Happily, many studies bore tastier and more practical fruit. Especially helpful were studies by an intrepid researcher named Timothy Perper, a PhD student who spent many hours observing subjects in his favourite laboratory, called a ‘singles’ bar’. We also benefit from brilliant examinations by Robert Sternberg and his colleagues who explored theories of love. We learn from insightful early explorations into the elements of infatuation by Dorothy Tennov and others. There were courageous, if relatively unknown, researchers like Carol Ronai. She actually took a job as a table dancer in a topless bar to record what facial expressions turn men on.4
How More Research Was Compiled
My own first-hand research, although less daring, was no less vigorous. For more than ten years, before becoming a communications consultant and trainer, I was director of a research group I founded called The Project.
The Project was a New York City-based not-for-profit corporation established to explore sexuality and relationships. During my tenure with The Project, I interviewed and catalogued thousands of subjects on what they sought in a partner. I gathered information from the students at the dozens of universities where I was invited to speak on my research.
Like the work of researcher Ellen Berscheid, The Project experienced an unsought avalanche of attention which brought it to national attention. A Time magazine reporter covered one of our sessions and wrote a full-page article declaring ‘Sex Fantasy Goes to Broadway’, which, indeed, it did.
One arm of The Project had volunteers presenting psychodramatizations of their actual love fantasies on stage. Because there was no nudity and no explicit language, the squeaky-clean dramatizations were unique and caught the attention of the three major television networks, which presented excerpts of the vignettes on national programmes. This, in turn, spawned dozens of articles in respected mainstream publications in America and Europe.
As a result, people from all over the world sent us their stories, their fantasies, their longings for love. They called or wrote to The Project detailing precisely what they sought in a romantic partner. Most of the letters and calls we received were prefaced with comments like, ‘I’ve never told anyone but …’ The callers and writers then proceeded to divulge their deepest desires to the anonymous Project. We listened, gratefully, as we gathered data on what made, or would make, people fall in love.
How the Techniques Were Developed
Let us leave the world of sexuality for a moment. Come with me to my second discipline, the field of communications. It is here I take the findings and turn them into workable techniques to make someone fall in love with you.

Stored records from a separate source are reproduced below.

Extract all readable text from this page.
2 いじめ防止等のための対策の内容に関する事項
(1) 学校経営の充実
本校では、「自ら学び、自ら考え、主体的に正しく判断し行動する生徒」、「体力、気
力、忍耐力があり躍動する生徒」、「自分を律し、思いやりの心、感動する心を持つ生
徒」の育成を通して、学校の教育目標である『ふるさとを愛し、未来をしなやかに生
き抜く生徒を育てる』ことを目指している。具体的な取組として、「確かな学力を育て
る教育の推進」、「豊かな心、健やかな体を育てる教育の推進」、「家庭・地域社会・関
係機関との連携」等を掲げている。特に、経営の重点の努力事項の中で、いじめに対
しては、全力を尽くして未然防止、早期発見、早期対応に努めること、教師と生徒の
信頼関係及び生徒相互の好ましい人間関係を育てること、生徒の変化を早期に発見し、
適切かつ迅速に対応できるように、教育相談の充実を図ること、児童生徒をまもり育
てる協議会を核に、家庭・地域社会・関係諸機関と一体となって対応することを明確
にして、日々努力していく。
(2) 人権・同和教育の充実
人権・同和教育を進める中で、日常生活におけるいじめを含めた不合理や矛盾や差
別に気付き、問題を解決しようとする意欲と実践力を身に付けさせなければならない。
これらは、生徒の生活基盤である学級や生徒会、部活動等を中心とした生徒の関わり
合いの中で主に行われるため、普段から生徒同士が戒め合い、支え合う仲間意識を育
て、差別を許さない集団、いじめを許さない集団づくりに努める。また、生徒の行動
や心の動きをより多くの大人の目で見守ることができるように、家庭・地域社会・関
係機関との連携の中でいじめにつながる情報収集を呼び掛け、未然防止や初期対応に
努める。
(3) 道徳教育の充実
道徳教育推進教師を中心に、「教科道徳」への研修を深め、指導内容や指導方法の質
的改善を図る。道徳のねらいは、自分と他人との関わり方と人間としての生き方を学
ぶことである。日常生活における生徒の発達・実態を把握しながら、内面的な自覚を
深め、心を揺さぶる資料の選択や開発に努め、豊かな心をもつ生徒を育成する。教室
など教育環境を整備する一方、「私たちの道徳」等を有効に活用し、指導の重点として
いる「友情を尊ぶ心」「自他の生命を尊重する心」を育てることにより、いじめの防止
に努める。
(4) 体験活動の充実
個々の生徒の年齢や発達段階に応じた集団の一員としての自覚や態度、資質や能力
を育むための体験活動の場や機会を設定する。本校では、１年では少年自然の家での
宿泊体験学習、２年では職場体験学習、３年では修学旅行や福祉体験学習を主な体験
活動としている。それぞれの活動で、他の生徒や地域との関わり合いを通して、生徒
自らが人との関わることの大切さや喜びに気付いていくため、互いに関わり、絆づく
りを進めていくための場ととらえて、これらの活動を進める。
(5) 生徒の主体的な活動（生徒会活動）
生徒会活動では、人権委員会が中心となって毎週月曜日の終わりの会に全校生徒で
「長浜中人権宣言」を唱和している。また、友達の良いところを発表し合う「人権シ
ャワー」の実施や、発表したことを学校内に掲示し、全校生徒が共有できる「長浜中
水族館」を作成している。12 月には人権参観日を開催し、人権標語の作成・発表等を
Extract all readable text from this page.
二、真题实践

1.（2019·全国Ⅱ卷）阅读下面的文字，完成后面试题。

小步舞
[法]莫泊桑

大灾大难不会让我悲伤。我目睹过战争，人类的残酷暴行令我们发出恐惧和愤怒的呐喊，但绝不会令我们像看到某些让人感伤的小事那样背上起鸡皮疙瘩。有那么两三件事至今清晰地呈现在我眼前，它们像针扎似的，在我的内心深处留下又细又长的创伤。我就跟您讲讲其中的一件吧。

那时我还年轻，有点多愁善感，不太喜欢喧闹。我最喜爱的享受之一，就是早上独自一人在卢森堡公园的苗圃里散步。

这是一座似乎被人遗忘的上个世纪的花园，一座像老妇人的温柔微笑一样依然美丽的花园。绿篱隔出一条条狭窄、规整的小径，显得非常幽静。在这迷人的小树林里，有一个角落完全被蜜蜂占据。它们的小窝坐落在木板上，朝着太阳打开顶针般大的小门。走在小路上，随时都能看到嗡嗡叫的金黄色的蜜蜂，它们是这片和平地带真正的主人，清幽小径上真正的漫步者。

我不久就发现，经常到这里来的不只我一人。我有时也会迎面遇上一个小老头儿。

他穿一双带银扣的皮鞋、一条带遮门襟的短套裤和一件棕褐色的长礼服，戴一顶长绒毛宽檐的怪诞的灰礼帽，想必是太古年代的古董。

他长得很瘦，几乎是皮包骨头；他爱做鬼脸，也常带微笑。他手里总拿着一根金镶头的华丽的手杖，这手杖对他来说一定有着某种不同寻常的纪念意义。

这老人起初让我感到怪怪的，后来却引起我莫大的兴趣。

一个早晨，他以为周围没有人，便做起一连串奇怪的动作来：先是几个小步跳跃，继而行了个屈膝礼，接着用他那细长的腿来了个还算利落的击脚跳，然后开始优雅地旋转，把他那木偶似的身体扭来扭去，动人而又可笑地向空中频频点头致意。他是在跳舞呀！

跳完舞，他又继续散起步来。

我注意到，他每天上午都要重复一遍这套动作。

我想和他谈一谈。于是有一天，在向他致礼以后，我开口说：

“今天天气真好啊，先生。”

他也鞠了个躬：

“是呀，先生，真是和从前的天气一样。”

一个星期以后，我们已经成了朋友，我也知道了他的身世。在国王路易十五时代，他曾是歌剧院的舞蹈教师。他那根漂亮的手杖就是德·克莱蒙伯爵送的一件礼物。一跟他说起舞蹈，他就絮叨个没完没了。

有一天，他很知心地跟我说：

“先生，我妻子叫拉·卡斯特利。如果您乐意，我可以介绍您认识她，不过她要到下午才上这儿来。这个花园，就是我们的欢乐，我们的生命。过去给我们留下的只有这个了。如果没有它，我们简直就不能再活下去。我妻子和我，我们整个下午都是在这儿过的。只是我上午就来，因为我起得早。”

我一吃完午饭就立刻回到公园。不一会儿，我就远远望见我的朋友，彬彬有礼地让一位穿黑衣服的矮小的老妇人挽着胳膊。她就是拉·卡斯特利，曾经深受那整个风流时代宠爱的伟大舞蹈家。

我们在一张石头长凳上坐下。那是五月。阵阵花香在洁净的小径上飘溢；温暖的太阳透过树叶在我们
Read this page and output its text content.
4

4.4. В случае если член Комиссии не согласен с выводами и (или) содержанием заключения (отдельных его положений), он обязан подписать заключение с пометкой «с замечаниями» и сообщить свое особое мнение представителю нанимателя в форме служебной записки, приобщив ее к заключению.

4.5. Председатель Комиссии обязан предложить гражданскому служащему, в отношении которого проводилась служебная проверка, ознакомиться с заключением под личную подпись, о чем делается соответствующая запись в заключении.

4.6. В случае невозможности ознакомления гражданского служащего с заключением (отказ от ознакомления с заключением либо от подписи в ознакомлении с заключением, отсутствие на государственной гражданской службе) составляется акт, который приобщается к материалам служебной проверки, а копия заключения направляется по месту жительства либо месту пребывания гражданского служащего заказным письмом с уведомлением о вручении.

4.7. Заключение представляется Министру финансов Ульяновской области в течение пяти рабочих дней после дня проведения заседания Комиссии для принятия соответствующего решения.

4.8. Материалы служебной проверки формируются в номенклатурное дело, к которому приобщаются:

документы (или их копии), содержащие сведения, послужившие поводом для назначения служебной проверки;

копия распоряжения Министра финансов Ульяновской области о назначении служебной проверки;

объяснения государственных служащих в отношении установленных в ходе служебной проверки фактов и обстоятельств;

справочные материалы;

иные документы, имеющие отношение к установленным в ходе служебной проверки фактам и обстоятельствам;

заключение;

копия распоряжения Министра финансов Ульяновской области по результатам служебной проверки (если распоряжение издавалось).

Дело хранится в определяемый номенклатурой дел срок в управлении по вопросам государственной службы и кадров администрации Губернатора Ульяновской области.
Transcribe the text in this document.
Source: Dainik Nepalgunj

It has been proved beyond any doubt that there are ways to induce desired behaviour from people. If there were not, all psychologists and thousands of corporate trainers, myself included, would be out of business. There are established methods for invoking various emotions and for changing people’s behaviour. For example, we can learn how to deal with difficult people or how to make troublesome employees respond in the desired way.
Feedback from seminars I have presented for government organizations, universities, professional associations and corporations convinces me that we can indeed effect changes in behaviour patterns. We accomplish this complex task by first understanding people’s basic needs and motivations, then by employing the right verbal and non-verbal skills to modify their behaviour.
That is what I do in this book. Drawing from the scientific studies, I reveal the basic needs and motivations that make someone fall in love. Then I give you the right verbal and non-verbal skills to induce the behaviour you want – in this case, to make that person fall in love with you.